The recommendations are that we stabilize the affordability of existing stock; preserving an existing housing unit is as effective as building a new unit. We need to preserve not just the physical integrity of a housing unit but its affordability as well. It makes specific recommendations about 50,000 brick buildings of low-income stock that must be rehabilitated in the next six months. There are also recommendations for the 19,000 HUD units with expiring agreements, because all the federally assisted, privately developed housing ha medium-term affordability restrictions. And we concur with the Mayor’s proposal to raise the cap for downtown because it’s the most significant resource that can be brought to housing production by a factor of five.

Did you consider creating one body, a housing agency, which would consolidate the responsibilities of all the other agencies?

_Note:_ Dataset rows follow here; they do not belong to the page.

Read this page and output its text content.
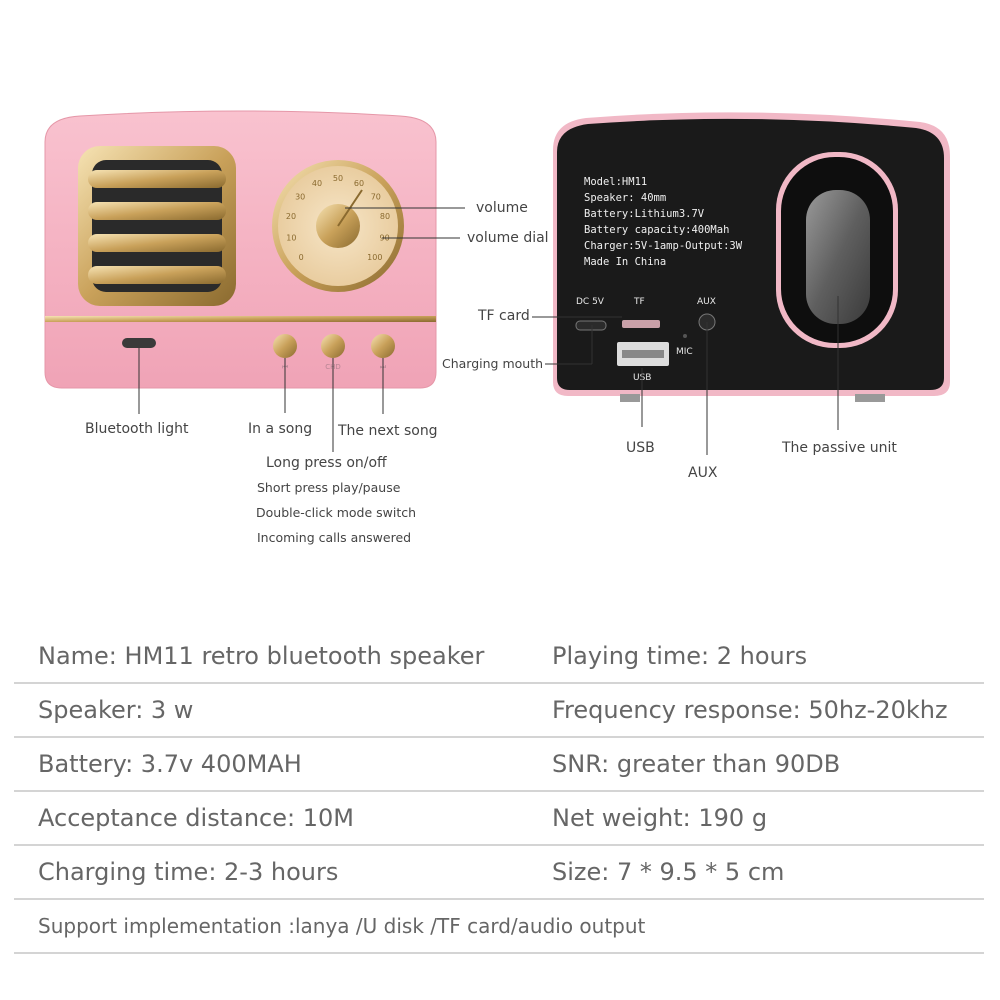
0
10
20
30
40
50
60
70
80
90
100
⏮	CHD	⏭
DC 5V	TF	AUX
MIC
USB
Model:HM11
Speaker: 40mm
Battery:Lithium3.7V
Battery capacity:400Mah
Charger:5V-1amp-Output:3W
Made In China
volume
volume dial
Bluetooth light	In a song The next song
Long press on/off
Short press play/pause
Double-click mode switch
Incoming calls answered
TF card
Charging mouth
USB
AUX
The passive unit
Name: HM11 retro bluetooth speaker	Playing time: 2 hours
Speaker: 3 w	Frequency response: 50hz-20khz
Battery: 3.7v 400MAH	SNR: greater than 90DB
Acceptance distance: 10M	Net weight: 190 g
Charging time: 2-3 hours	Size: 7 * 9.5 * 5 cm
Support implementation :lanya /U disk /TF card/audio output
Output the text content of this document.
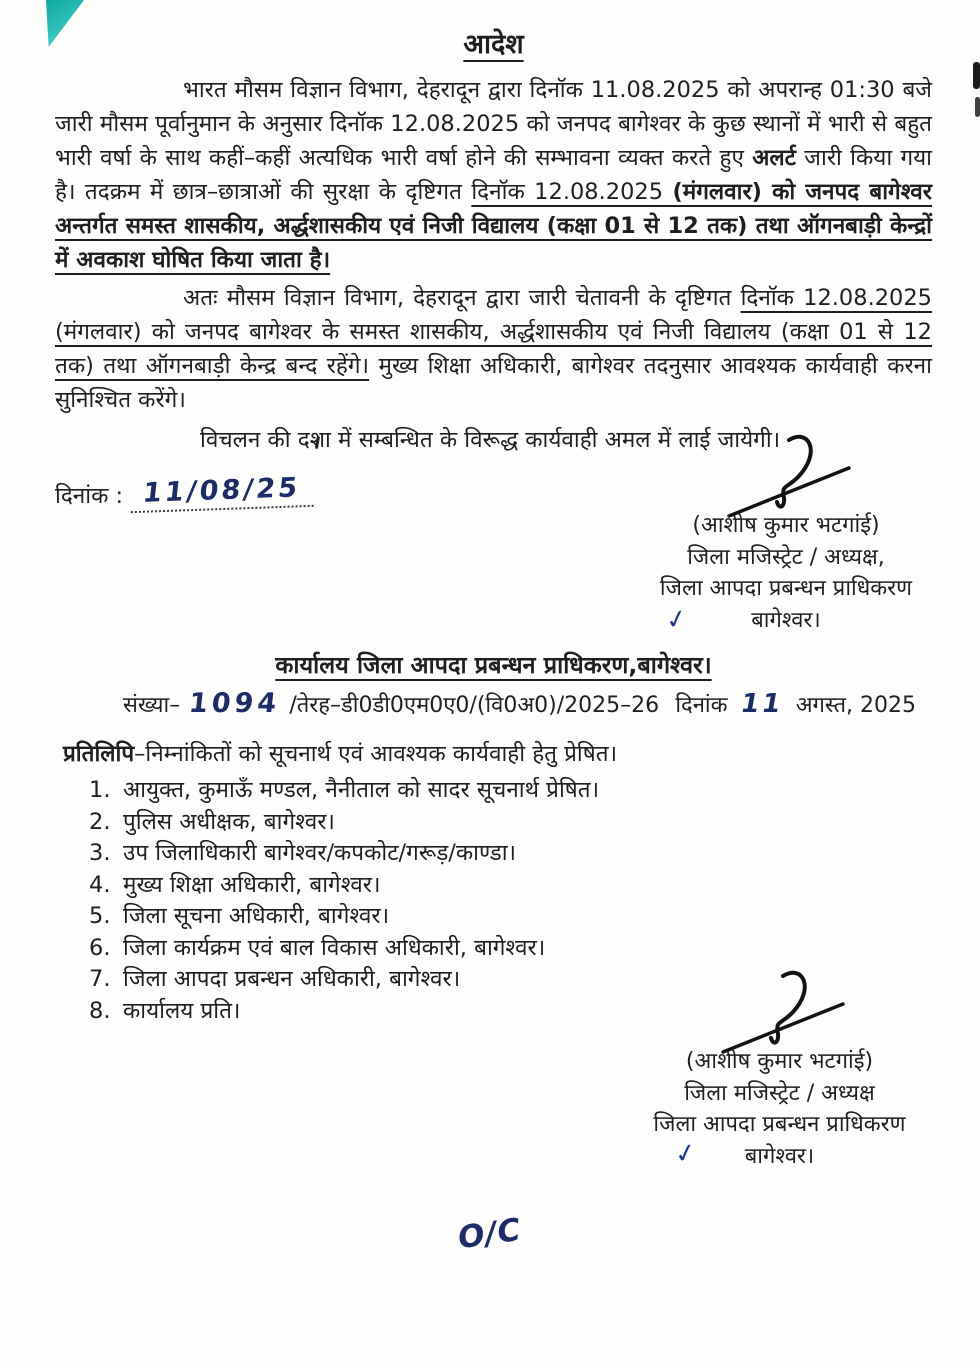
आदेश

भारत मौसम विज्ञान विभाग, देहरादून द्वारा दिनॉक 11.08.2025 को अपरान्ह 01:30 बजे जारी मौसम पूर्वानुमान के अनुसार दिनॉक 12.08.2025 को जनपद बागेश्वर के कुछ स्थानों में भारी से बहुत भारी वर्षा के साथ कहीं–कहीं अत्यधिक भारी वर्षा होने की सम्भावना व्यक्त करते हुए अलर्ट जारी किया गया है। तदक्रम में छात्र–छात्राओं की सुरक्षा के दृष्टिगत दिनॉक 12.08.2025 (मंगलवार) को जनपद बागेश्वर अन्तर्गत समस्त शासकीय, अर्द्धशासकीय एवं निजी विद्यालय (कक्षा 01 से 12 तक) तथा ऑगनबाड़ी केन्द्रों में अवकाश घोषित किया जाता है।

अतः मौसम विज्ञान विभाग, देहरादून द्वारा जारी चेतावनी के दृष्टिगत दिनॉक 12.08.2025 (मंगलवार) को जनपद बागेश्वर के समस्त शासकीय, अर्द्धशासकीय एवं निजी विद्यालय (कक्षा 01 से 12 तक) तथा ऑगनबाड़ी केन्द्र बन्द रहेंगे। मुख्य शिक्षा अधिकारी, बागेश्वर तदनुसार आवश्यक कार्यवाही करना सुनिश्चित करेंगे।

विचलन की दशा में सम्बन्धित के विरूद्ध कार्यवाही अमल में लाई जायेगी।

दिनांक : 11/08/25
कार्यालय जिला आपदा प्रबन्धन प्राधिकरण,बागेश्वर।
संख्या– 1094 /तेरह–डी0डी0एम0ए0/(वि0अ0)/2025–26 दिनांक 11 अगस्त, 2025
प्रतिलिपि–निम्नांकितों को सूचनार्थ एवं आवश्यक कार्यवाही हेतु प्रेषित।
1. आयुक्त, कुमाऊँ मण्डल, नैनीताल को सादर सूचनार्थ प्रेषित।
2. पुलिस अधीक्षक, बागेश्वर।
3. उप जिलाधिकारी बागेश्वर/कपकोट/गरूड़/काण्डा।
4. मुख्य शिक्षा अधिकारी, बागेश्वर।
5. जिला सूचना अधिकारी, बागेश्वर।
6. जिला कार्यक्रम एवं बाल विकास अधिकारी, बागेश्वर।
7. जिला आपदा प्रबन्धन अधिकारी, बागेश्वर।
8. कार्यालय प्रति।
(आशीष कुमार भटगांई)
जिला मजिस्ट्रेट / अध्यक्ष,
जिला आपदा प्रबन्धन प्राधिकरण
बागेश्वर।
✓
(आशीष कुमार भटगांई)
जिला मजिस्ट्रेट / अध्यक्ष
जिला आपदा प्रबन्धन प्राधिकरण
बागेश्वर।
✓
O/C
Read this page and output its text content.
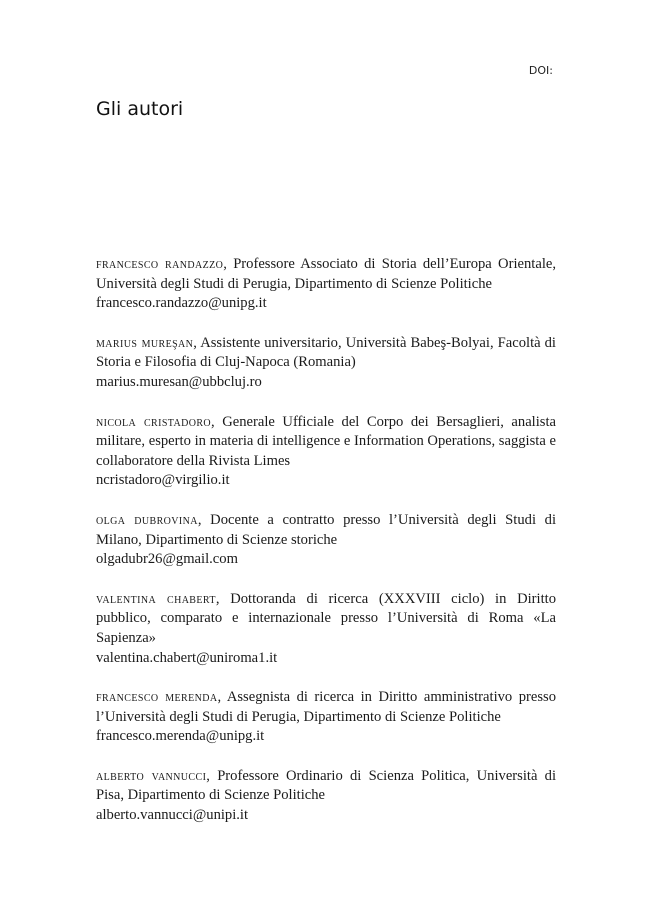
DOI:
Gli autori
francesco randazzo, Professore Associato di Storia dell’Europa Orientale, Università degli Studi di Perugia, Dipartimento di Scienze Politiche
francesco.randazzo@unipg.it
marius mureşan, Assistente universitario, Università Babeş-Bolyai, Facoltà di Storia e Filosofia di Cluj-Napoca (Romania)
marius.muresan@ubbcluj.ro
nicola cristadoro, Generale Ufficiale del Corpo dei Bersaglieri, analista militare, esperto in materia di intelligence e Information Operations, saggista e collaboratore della Rivista Limes
ncristadoro@virgilio.it
olga dubrovina, Docente a contratto presso l’Università degli Studi di Milano, Dipartimento di Scienze storiche
olgadubr26@gmail.com
valentina chabert, Dottoranda di ricerca (XXXVIII ciclo) in Diritto pubblico, comparato e internazionale presso l’Università di Roma «La Sapienza»
valentina.chabert@uniroma1.it
francesco merenda, Assegnista di ricerca in Diritto amministrativo presso l’Università degli Studi di Perugia, Dipartimento di Scienze Politiche
francesco.merenda@unipg.it
alberto vannucci, Professore Ordinario di Scienza Politica, Università di Pisa, Dipartimento di Scienze Politiche
alberto.vannucci@unipi.it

The commission recommends that we coordinate but not consolidate all of the departments. The reality of consolidation is that it would take a very long time. Coordination means overlooking and making recommendations for level expenditures and targeting housing priorities. We looked at the existing housing agencies and the reality of structurally changing the existing housing implementation. But we felt that the existing agencies should be left in place, though some of their objectives should be centrally coordinated.